US Treasury yields have risen sharply since Fed Chair Powell’s signal last week of a likely tapering decision at the November or December FOMC meeting. The move higher mainly reflects an increase in real yields, with inflation break-evens range-bound – see chart 1.

The reaction recalls a surge in nominal and real yields when former Chair Bernanke signalled that the Fed was considering tapering in Congressional testimony on 21 May 2013. Inflation breakevens, which had been falling into the announcement, declined further before recovering – chart 2.

Bernanke’s signal was a catalyst for real yields – which had reached negative levels similar to recently – to return to positive territory. The yield surge triggered a short-lived “risk-off” move in markets, focused on emerging markets and credit (the “taper tantrum”).

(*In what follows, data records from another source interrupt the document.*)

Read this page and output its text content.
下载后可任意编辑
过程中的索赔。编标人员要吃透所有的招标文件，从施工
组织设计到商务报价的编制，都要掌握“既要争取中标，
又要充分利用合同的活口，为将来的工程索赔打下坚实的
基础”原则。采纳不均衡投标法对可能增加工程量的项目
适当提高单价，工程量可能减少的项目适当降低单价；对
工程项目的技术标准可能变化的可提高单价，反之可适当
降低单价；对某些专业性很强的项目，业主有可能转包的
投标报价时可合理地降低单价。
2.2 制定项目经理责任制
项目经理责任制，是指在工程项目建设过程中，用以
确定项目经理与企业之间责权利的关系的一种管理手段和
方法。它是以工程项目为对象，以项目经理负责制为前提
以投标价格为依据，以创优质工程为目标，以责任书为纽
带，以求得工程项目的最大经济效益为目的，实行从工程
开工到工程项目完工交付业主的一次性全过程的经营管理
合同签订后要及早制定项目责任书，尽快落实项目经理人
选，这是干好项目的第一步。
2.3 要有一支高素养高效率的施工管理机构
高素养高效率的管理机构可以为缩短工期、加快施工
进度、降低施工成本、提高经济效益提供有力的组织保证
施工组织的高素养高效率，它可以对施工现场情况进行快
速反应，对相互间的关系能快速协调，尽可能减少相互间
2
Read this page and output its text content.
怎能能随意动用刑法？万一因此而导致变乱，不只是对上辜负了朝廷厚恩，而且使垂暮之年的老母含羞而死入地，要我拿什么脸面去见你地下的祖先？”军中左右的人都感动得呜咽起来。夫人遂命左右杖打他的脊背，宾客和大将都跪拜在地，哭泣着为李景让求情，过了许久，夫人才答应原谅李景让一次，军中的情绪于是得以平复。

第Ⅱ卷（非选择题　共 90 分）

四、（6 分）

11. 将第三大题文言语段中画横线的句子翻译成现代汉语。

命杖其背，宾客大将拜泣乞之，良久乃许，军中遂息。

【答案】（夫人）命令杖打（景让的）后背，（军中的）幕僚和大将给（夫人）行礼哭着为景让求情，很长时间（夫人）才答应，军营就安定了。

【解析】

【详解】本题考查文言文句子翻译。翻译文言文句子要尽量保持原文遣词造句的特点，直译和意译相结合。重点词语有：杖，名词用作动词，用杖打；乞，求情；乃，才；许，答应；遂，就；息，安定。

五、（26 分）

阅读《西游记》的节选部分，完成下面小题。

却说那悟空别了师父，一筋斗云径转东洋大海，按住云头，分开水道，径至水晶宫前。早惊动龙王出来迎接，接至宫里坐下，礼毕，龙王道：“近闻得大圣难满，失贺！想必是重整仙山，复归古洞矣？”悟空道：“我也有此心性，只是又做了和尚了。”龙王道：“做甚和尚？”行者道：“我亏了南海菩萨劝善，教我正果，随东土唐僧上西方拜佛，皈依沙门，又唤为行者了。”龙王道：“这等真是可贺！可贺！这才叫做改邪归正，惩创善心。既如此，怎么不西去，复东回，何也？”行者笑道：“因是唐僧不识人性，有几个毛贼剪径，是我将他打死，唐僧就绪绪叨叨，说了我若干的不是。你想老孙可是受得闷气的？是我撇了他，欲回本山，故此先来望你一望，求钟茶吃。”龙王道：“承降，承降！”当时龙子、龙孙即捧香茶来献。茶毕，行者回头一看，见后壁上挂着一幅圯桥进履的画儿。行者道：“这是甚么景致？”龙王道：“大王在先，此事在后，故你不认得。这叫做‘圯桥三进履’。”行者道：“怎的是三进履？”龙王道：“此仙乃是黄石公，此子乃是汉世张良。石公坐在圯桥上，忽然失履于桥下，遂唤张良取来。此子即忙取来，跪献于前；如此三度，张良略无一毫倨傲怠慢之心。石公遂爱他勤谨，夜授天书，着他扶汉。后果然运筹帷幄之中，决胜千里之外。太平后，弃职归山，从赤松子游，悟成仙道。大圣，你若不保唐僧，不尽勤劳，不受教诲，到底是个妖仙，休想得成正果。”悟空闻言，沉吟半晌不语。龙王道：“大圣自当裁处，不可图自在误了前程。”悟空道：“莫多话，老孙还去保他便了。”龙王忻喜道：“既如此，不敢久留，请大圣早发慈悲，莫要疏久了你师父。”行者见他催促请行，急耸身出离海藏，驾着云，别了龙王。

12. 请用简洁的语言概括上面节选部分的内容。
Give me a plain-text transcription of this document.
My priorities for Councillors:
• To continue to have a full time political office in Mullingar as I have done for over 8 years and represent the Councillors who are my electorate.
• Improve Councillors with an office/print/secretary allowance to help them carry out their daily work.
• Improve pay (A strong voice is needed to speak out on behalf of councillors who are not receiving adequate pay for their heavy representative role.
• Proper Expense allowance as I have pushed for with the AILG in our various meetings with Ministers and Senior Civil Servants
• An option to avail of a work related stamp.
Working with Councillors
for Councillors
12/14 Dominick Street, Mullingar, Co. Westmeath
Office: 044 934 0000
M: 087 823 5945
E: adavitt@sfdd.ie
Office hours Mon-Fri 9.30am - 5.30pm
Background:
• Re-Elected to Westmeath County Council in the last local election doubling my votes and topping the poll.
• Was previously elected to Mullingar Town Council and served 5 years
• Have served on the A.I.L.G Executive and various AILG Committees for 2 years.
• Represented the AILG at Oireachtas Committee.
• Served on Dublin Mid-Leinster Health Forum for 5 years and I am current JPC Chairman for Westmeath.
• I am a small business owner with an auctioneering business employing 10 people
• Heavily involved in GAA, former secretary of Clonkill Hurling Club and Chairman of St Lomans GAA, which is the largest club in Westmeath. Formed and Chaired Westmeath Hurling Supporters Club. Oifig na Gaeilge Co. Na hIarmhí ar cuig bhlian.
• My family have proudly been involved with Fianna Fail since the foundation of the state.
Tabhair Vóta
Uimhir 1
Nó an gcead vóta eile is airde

The market response spooked the Fed, causing the taper decision to be delayed until December 2013. When tapering finally started in January 2014, nominal and real yields embarked on a sustained decline. Inflation breakevens moved sideways but also fell later in 2014.

Cyclical sectors of equity markets outperformed defensive sectors between Bernanke’s May announcement and the start of tapering in January.

The view here, though, is that investors should be cautious about drawing parallels between 2013-14 and now.

The economic backdrop is a key difference. The global manufacturing PMI new orders index was about to embark on a significant rise as Bernanke gave his taper signal in May 2013 – chart 3. So it is difficult to disentangle the taper effect on yields from the usual correlation with cyclical momentum.

Economic momentum is slowing currently, with money trends suggesting a further PMI decline into early 2022.

This suggests that 1) the yield increase won’t mirror 2013 because the taper announcement effect is offset by a weakening cyclical backdrop, and 2) any rise in real yields could be dangerous for cyclical assets because – in contrast to 2013 – a higher discount rate is unlikely to be balanced by positive economic / earnings news.